The Medicaid rules, issued by the Centers for Medicare & Medicaid Services, would reduce federal Medicaid spending by at least $11 billion (0.9%) over five years. They are CMS' attempt to ensure that it's paying for medically necessary services and that those services have a legally defined federal matching fund requirement, said Dennis Smith, director of the agency's Center for Medicaid and State Operations.

"If the answer is yes to all of those, we pay," Smith said Nov. 1 at a House Oversight and Government Reform Committee hearing on the issue.

Summarized broadly, the rules would end federal Medicaid matching dollars for graduate medical education, for juvenile justice and for administrative expenses in schools, such as certain program outreach efforts. They also would limit federal Medicaid matching funds for government-owned hospitals to the actual cost of services, among other changes.

Issue stakeholders -- such as hospitals, school nurses and state Medicaid officials -- said the changes would further strain an already fraying health care safety net, especially damaging the ability of medical centers to train new physicians and hospitals' ability to care for the indigent.

"It has the potential to devastate essential hospital and safety net health systems in many parts of the country," said Alan Aviles, president of the New York City Health and Hospitals Corp. Aviles testified for the National Assn. of Public Hospitals and Health Systems.

For example, the hospital cost-limit rule would eliminate $200 million from the New York City Health and Hospitals Corp., the largest municipal health system in the country, Aviles said. That means the network likely would cut emergency departments significantly in its 11 hospitals, which handle one-third of emergency visits in New York City.

The GME rule would hurt medical centers, said Sheldon Retchin, MD, MSPH, CEO of the VCU Health System, speaking on behalf of the Assn. of American Medical Colleges. For example, it would severely strain the only teaching hospital in central Virginia -- Virginia Commonwealth University Health System in Richmond. The federal government provided VCU with half of its GME funding in 2007, or $6.7 million, he said.

"With all due respect, I feel like we're walking up a down escalator," Dr.
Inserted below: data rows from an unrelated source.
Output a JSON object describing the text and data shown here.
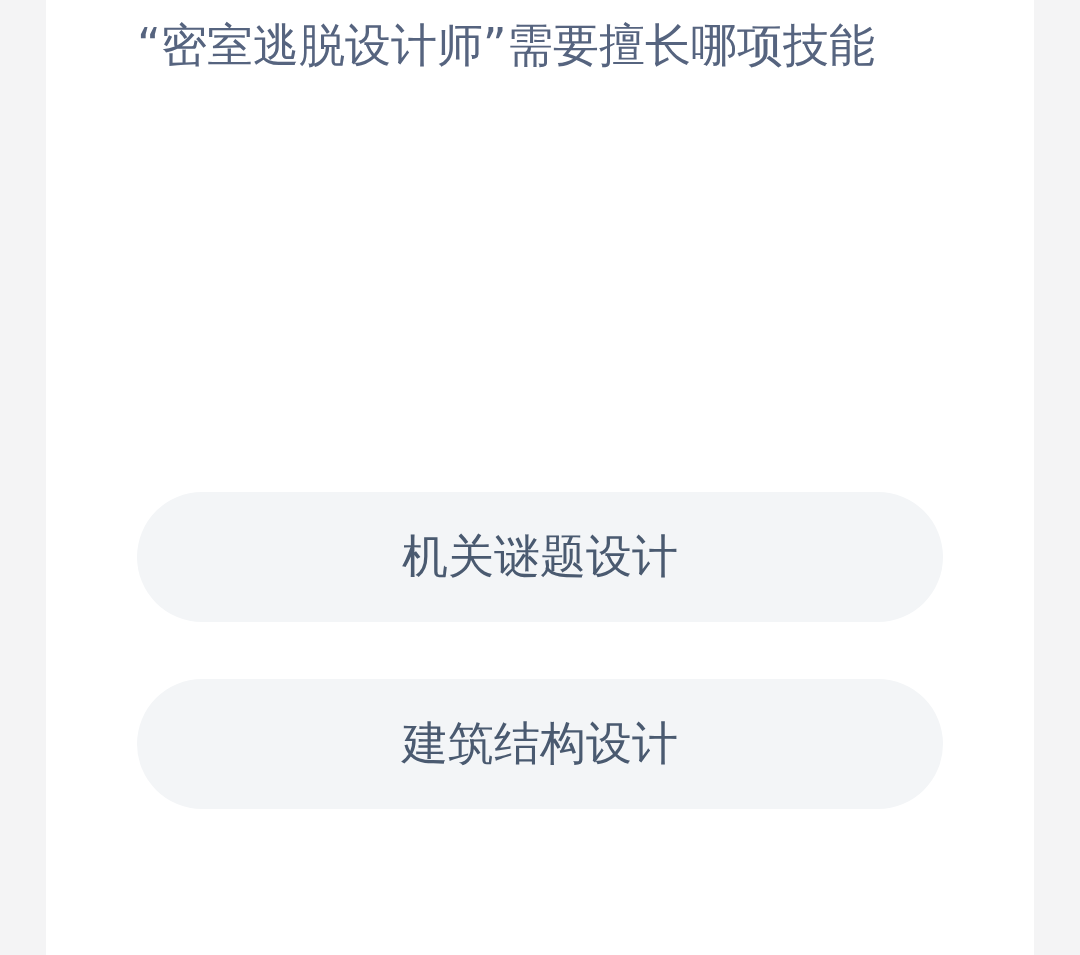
{
  "question": "“密室逃脱设计师”需要擅长哪项技能",
  "options": [
    {
      "label": "机关谜题设计"
    },
    {
      "label": "建筑结构设计"
    }
  ]
}
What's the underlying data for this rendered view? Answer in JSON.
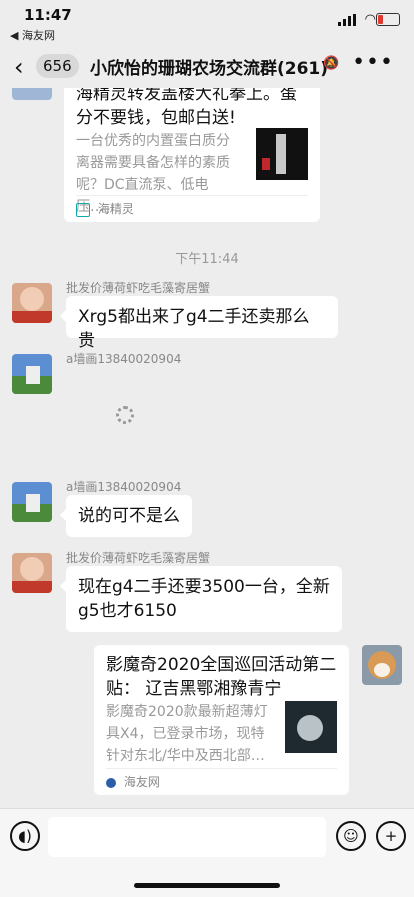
{
  "status": {
    "time": "11:47",
    "back_app": "◀ 海友网"
  },
  "header": {
    "unread_count": "656",
    "title": "小欣怡的珊瑚农场交流群(261)"
  },
  "chat": {
    "card1": {
      "title_partial": "海精灵转发盖楼大礼拳上。蛋分不要钱，包邮白送!",
      "desc": "一台优秀的内置蛋白质分离器需要具备怎样的素质呢？DC直流泵、低电压…",
      "source": "海精灵"
    },
    "timestamp": "下午11:44",
    "msg1": {
      "nick": "批发价薄荷虾吃毛藻寄居蟹",
      "text": "Xrg5都出来了g4二手还卖那么贵"
    },
    "msg2": {
      "nick": "a墙画13840020904"
    },
    "msg3": {
      "nick": "a墙画13840020904",
      "text": "说的可不是么"
    },
    "msg4": {
      "nick": "批发价薄荷虾吃毛藻寄居蟹",
      "text": "现在g4二手还要3500一台，全新g5也才6150"
    },
    "card2": {
      "title": "影魔奇2020全国巡回活动第二贴： 辽吉黑鄂湘豫青宁",
      "desc": "影魔奇2020款最新超薄灯具X4，已登录市场，现特针对东北/华中及西北部…",
      "source": "海友网"
    }
  },
  "icons": {
    "back": "chevron-left-icon",
    "more": "more-icon",
    "voice": "voice-icon",
    "emoji": "emoji-icon",
    "plus": "plus-icon"
  }
}
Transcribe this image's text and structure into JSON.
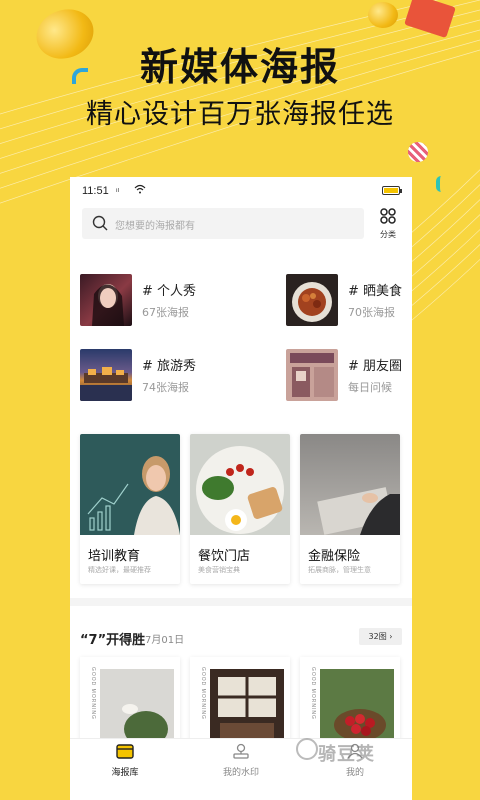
{
  "promo": {
    "title": "新媒体海报",
    "subtitle": "精心设计百万张海报任选"
  },
  "statusbar": {
    "time": "11:51",
    "signal": "ᵢₗ"
  },
  "search": {
    "placeholder": "您想要的海报都有",
    "category_label": "分类"
  },
  "tags": [
    {
      "name": "# 个人秀",
      "count": "67张海报"
    },
    {
      "name": "# 晒美食",
      "count": "70张海报"
    },
    {
      "name": "# 旅游秀",
      "count": "74张海报"
    },
    {
      "name": "# 朋友圈",
      "count": "每日问候"
    }
  ],
  "cards": [
    {
      "title": "培训教育",
      "desc": "精选好课，最硬推荐"
    },
    {
      "title": "餐饮门店",
      "desc": "美食营销宝典"
    },
    {
      "title": "金融保险",
      "desc": "拓展商脉，管理生意"
    }
  ],
  "section": {
    "title": "“7”开得胜",
    "date": "7月01日",
    "more": "32图 ›"
  },
  "poster_text": "GOOD MORNING",
  "tabs": [
    {
      "label": "海报库",
      "active": true
    },
    {
      "label": "我的水印",
      "active": false
    },
    {
      "label": "我的",
      "active": false
    }
  ],
  "watermark": "骑豆荚",
  "colors": {
    "brand_yellow": "#f8d640",
    "accent": "#f5c400"
  }
}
Retchin said. "These cuts will merely unravel the safety net yet further and make health reform and expanded coverage that much harder to accomplish in the horizon ahead."

Congress responded to this developing issue in late May by adopting a one-year delay of the GME and hospital cost-limit rules -- the only two policy changes CMS had proposed at that point. A new bill, the Public and Teaching Hospital Preservation Act, would delay both those rules by an additional year and the four newer rules by one year.

Rep. Eliot Engel (D, N.Y.) introduced the legislation in September. It has 147 co-sponsors, including 24 Republicans.

In June, a coalition of 68 medical organizations, including the American Medical Association, wrote a letter to CMS urging it to rescind the GME rule.

Smith said CMS plans to release at least two more Medicaid rules before the end of 2007.

Is CMS going too far?

Rep. Henry Waxman (D, Calif.), chair of the House Oversight and Government Reform Committee, called the Nov. 1 hearing in part because he thinks CMS might be overstepping its administrative authority by issuing some of these rules.

"They are reinterpreting laws, some of which have not changed in 40 years," Waxman said. He added later: "It looks to me like you just decided to take matters into your own hands."

Smith disagreed, saying that CMS has the authority to make sure states' plans meet statutory requirements and that states have pushed the legal envelope.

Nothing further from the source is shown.